Similar to anof the year exam, the scenario was a graded exercise for the students, a chance for them to showcase what they’ve learned. Additionally, the EMT and nursing students were able to surpass a state requirement for completion of a Mass Casualty Incidident Management I. Jarrell said that with the scenario that was run Friday, students were able to earn an MCIM II rating.

“That’s the management side of things. It’s not required, but we teach it to the students.”

Jarrell said that before the actual drill, students spent about three days on classroom instruction on topics related to the exercise and about a week going through training in various roles, such as triage and incident command.

In addition to the EMT, criminal justice and nursing students, other students assisted in Friday’s drill by playing the roles of victims. The students went through a make-up process to have “moulage” applied. The moulage – or stage quality make-up simulating injuries – included burns, abrasions and bullet wounds. Additionally, each wore a card indicating the severity of their injuries and what their vital signs would be after the injury they sustained.

“It looked awesome,” said Nick Mills, one of the students from other classes at Rowanty who volunteered to participate as a victim. “It’s a little bit of a way to see what the experience would be like, without it actually happening.”

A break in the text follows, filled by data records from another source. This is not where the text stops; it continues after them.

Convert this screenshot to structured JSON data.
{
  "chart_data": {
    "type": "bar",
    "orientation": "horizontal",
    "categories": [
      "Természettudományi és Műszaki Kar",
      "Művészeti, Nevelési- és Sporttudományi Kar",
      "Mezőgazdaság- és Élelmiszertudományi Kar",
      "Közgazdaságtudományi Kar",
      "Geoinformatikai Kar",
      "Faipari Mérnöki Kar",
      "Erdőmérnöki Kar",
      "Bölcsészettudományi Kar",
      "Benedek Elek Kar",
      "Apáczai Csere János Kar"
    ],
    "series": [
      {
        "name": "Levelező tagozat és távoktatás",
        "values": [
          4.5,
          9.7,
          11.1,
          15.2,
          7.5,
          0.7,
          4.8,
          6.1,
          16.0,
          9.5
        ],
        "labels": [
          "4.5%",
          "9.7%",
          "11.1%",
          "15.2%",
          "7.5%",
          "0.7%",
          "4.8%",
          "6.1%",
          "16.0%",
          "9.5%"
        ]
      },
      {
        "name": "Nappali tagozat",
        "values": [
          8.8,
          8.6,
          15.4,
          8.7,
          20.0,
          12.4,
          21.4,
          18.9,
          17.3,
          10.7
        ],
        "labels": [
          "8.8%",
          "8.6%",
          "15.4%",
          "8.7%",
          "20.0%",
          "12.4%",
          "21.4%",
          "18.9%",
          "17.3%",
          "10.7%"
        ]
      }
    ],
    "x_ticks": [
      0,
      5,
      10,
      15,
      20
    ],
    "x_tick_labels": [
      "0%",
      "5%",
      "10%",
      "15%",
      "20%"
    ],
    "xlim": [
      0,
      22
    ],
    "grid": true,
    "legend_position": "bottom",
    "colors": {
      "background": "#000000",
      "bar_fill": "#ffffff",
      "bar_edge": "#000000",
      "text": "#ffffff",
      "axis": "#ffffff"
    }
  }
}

The scenario the students participated in Friday included a shooter coming into a school shooting at students and staff, and detonating an explosive device.

The injuries Mills, 19, was to have suffered in the attack included burns and a gunshot wound to the head.

“I had to chop my T-shirt up and get an injury put on my head,” said 18-year-old Craig King who, like Mills, was to have suffered a wound to the head. Fake blood dribbled from the mock injury on his forehead, down his nose while he was waiting for the drill to begin.

The drill took place in two vehicle bay-style classrooms on opposite sides of the school, with one serving as a school, with plywood walls creating a hallway, two classrooms and an open cafeteria-like area. The other classroom served as several area hospitals.

“We actually are going to put them on an ambulance and taken to the other side of the school,” said Jamie Scott, a fire and EMT instructor at Rowanty. “The ambulance carries them around to there, drops them off and comes back to pick up more.”

Once the drill started, students began to fill their roles, assisting with the triage of the mock injured and securing the scene in the hour-long exercise.